Sarah Greenough, Senior Curator and Head, Department of Photographs
Sarah Greenough is senior curator and head of the department of photographs at the National Gallery of Art. In 1978, she was awarded a Samuel H. Kress Fellowship at the National Gallery, where she has worked ever since. In 1990, she became the founding curator of the department of photographs and has been responsible for establishing and growing the National Gallery's collection of photographs. She also established the program for photography at the National Gallery, which now presents two to three photography exhibitions per year in the museum's dedicated photography galleries, as well as many smaller installations.
During her time at the National Gallery she has organized numerous exhibitions, including Alfred Stieglitz (1983), On the Art of Fixing a Shadow: 150 Years of Photography (1989), Modern Art and America: Alfred Stieglitz and His New York Galleries (2001), André Kertész (2005), Irving Penn: Platinum Prints (2005), Looking In: Robert Frank's "The Americans" (2009), and Beat Memories: The Photographs of Allen Ginsberg (2010), all of which have also traveled to museums around the world. She was co-curator of The Art of the American Snapshot, 1888-1978: From the Collection of Robert E. Jackson (2007), Impressed by Light: British Photographs from Paper Negatives, 1840-1860, (2008), Tell It with Pride: The 54th Massachusetts Regiment and Augustus Saint Gaudens' Shaw Memorial (2013), Garry Winogrand (2013), The Memory of Time: Contemporary Photographs at the National Gallery of Art (2015), and Sally Mann: A Thousand Crossings (2018), and curator of Harry Callahan at 100 (2011), Photography Reinvented: The Collection of Robert E. Meyerhoff and Rheda Becker (2016).
Greenough is the author of many publications, including Walker Evans: Subways and Streets (1991), Robert Frank: Moving Out (1994), Harry Callahan (1996), Alfred Stieglitz: The Key Set (2002), All the Mighty World: The Photographs of Roger Fenton, 1852–1860 (2004), with Malcolm Daniel and Gordon Baldwin, The Altering Eye: Photographs from the National Gallery of Art (2015), with Sarah Kennel, Andrea Nelson, Diane Waggoner, and Philip Brookman, and author and editor of My Faraway One: Selected Letters of Georgia O'Keeffe and Alfred Stieglitz, Volume One, 1915-1933, Yale University Press (2011).

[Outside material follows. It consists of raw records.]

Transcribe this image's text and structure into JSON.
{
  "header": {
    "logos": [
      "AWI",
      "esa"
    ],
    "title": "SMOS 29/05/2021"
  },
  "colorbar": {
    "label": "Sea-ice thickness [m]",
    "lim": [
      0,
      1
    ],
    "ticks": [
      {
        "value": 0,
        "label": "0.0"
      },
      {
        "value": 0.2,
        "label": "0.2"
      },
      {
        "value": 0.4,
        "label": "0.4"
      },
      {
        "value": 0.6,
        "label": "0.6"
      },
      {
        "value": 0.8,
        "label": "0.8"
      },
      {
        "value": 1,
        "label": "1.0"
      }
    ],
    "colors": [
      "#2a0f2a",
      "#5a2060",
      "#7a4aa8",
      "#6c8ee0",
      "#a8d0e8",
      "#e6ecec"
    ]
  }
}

Her exhibitions and publications have won many awards, including the International Center of Photography Publications Award for On the Art of Fixing a Shadow: 150 Years of Photography and the George Wittenborn Memorial Book Award for Alfred Stieglitz: The Key Set for outstanding art publication of the year. In 2007, Greenough and co-author Diane Waggoner won the College Art Association's Alfred H. Barr, Jr. award for outstanding museum scholarship for their exhibition catalog, The Art of the American Snapshot: 1888–1978. In 2009, Greenough won the Outstanding Museum Catalogue of the Year from the Association of Art Museum Curators' award for Looking In: Robert Frank's "The Americans," and in 2010 she won the International Center for Photography's Infinity Award for Publications for the same publication.
Greenough received her PhD and MA from University of New Mexico where she studied with the noted photographic historian Beaumont Newhall. She also holds a BA from the University of Pennsylvania.